Other things was coming up with a smart way to give people freedom without having actual hands.There are also a lot of controls, so trying to make the whole setup as un-clunky as possible.

So how did you figure out how to get around the problem of people not having actual hands in the game?

By coming up with a well-thought out, intuitive control scheme. And it’s one we’re still actively improving because there are so many different actions and game possibilities.

Fair enough! As virtual reality and augmented reality games become more commonplace, how will your approach to game development change? Do you see yourselves moving into VR/AR game design?

There are a lot of extra challenges that appear when targeting a VR/AR environment that don’t really become apparent until you try it out yourself.

That being said, we will definitely be pursuing VR/AR for Tabletop Simulator. VR/AR poses an interesting way to play digital tabletop games that could approach similarities with playing in real life.

Speaking of real life: Tell me a bit more about how you got into game development, and why.

Jason Henry: Like most people, I grew up living and breathing video games, but it was always something that seemed far-fetched to my family. At first I listened, went to college for engineering but was bored, so in my free time I got into modding and taught myself programming.

I learned how to program by modding for the game Chivalry: Medieval Warfare, creating Mana Warfare, a wizard mod that quickly got popular. Initially, I learned Unreal Script and even applied for a job at Torn Banner, the creators of Chivalry, but that didn’t pan out (haha).

So I decided to create my own game, Tabletop Simulator, and the rest is history.

Kimiko: I also grew up playing games and was a huge fan of Starcraft and its expansions. I was more into the creative side of things and taught myself web design, Photoshop, and Illustrator. I used to play the mod Age of Chivalry and was super excited when Chivalry: Medieval Warfare finally got released.

I was very invested in the game and ended up becoming a moderator on the forums. I put a lot of time into being a moderator and when GDC came around, I met up with the Torn Banner team and brought up the idea of becoming the Community Manager.

We discussed our terms and what I’d be doing and became an official member of the team. It was a great experience. I learned a lot and was able to experience shipping our first DLC: Deadliest Warrior.

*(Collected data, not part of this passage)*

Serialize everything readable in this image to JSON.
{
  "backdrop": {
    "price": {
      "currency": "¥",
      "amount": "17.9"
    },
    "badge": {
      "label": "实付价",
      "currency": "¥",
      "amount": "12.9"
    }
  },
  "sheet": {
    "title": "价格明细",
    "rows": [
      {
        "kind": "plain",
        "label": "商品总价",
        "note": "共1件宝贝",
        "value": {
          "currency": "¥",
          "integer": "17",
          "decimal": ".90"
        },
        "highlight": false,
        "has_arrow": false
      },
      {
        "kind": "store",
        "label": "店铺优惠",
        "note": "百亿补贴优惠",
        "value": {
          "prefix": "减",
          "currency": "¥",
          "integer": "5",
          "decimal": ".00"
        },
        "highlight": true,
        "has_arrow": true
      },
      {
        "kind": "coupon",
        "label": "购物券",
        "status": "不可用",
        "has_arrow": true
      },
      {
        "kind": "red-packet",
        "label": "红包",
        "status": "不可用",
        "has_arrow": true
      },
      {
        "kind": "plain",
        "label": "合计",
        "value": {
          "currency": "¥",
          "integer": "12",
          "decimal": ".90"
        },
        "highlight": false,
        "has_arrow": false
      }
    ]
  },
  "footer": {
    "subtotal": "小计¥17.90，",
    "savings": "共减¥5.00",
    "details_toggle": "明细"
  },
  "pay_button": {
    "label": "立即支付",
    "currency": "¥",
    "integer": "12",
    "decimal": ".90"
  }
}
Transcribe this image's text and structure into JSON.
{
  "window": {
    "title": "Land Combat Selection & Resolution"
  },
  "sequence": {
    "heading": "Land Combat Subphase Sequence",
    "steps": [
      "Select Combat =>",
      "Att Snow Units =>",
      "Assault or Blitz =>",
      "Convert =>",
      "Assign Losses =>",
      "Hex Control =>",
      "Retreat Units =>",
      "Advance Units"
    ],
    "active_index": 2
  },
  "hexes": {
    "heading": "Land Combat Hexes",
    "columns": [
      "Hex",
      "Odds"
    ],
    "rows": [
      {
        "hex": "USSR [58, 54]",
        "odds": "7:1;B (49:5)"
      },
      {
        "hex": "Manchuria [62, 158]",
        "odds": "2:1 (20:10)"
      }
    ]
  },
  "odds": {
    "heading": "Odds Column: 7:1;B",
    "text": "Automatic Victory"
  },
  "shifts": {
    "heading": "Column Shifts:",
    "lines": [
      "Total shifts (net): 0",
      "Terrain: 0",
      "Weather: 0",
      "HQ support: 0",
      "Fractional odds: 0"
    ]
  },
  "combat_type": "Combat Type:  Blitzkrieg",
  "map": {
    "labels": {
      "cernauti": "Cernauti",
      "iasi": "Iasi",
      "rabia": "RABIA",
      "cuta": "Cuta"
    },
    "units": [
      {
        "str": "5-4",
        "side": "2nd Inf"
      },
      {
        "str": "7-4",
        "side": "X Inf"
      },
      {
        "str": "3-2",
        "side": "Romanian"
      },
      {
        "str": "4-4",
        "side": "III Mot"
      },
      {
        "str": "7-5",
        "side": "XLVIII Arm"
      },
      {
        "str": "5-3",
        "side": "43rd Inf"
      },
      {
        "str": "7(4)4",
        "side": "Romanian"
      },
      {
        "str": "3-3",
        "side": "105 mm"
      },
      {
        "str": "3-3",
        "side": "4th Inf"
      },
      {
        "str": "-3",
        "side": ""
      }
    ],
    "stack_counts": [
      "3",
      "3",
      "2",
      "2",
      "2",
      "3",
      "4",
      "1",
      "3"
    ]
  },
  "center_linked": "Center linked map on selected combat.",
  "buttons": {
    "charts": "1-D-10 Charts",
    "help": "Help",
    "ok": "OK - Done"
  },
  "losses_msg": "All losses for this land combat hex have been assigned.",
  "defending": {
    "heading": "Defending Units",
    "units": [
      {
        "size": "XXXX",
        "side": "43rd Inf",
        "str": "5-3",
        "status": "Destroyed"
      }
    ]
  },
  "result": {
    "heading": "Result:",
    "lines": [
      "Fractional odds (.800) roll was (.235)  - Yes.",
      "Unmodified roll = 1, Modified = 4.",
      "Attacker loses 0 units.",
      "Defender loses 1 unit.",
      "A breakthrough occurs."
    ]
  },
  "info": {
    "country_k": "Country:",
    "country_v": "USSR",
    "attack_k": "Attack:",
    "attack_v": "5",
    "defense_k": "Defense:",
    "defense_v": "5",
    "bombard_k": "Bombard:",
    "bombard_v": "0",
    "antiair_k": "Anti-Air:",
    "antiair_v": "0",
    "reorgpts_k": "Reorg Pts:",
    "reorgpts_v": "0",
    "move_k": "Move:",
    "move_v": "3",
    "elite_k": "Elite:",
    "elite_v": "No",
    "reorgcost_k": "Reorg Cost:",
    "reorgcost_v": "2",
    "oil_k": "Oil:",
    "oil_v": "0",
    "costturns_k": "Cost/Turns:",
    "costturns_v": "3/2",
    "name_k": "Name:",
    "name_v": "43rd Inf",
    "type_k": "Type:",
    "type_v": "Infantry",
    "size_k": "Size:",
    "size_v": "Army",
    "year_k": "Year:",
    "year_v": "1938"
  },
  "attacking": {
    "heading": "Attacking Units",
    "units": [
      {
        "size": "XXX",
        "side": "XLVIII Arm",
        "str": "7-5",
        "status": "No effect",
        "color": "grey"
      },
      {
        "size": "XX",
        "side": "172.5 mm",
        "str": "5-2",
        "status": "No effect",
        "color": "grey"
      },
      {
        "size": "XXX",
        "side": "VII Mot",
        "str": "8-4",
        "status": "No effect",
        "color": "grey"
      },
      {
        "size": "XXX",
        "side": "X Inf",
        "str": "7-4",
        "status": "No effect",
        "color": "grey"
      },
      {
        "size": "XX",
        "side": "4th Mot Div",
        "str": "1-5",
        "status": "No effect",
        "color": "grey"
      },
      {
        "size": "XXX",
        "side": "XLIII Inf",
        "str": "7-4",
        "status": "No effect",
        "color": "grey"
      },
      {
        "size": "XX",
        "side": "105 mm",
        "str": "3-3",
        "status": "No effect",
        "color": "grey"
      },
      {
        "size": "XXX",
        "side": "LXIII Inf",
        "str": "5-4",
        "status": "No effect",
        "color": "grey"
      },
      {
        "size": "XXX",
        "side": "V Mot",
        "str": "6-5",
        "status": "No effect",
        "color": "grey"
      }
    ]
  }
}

What lessons did you learn from your time in the mod community, and how did you apply those lessons while developing your first original game?

The most important thing was not to give up when running into roadblocks, because you will run into a lot of  those throughout development. The game industry is ever-changing, and so we continue to learn new skills along the way as well.

And of course we learned what it takes to actually release a product that everyone plays, not just a prototype for testing. This was a great experience all around.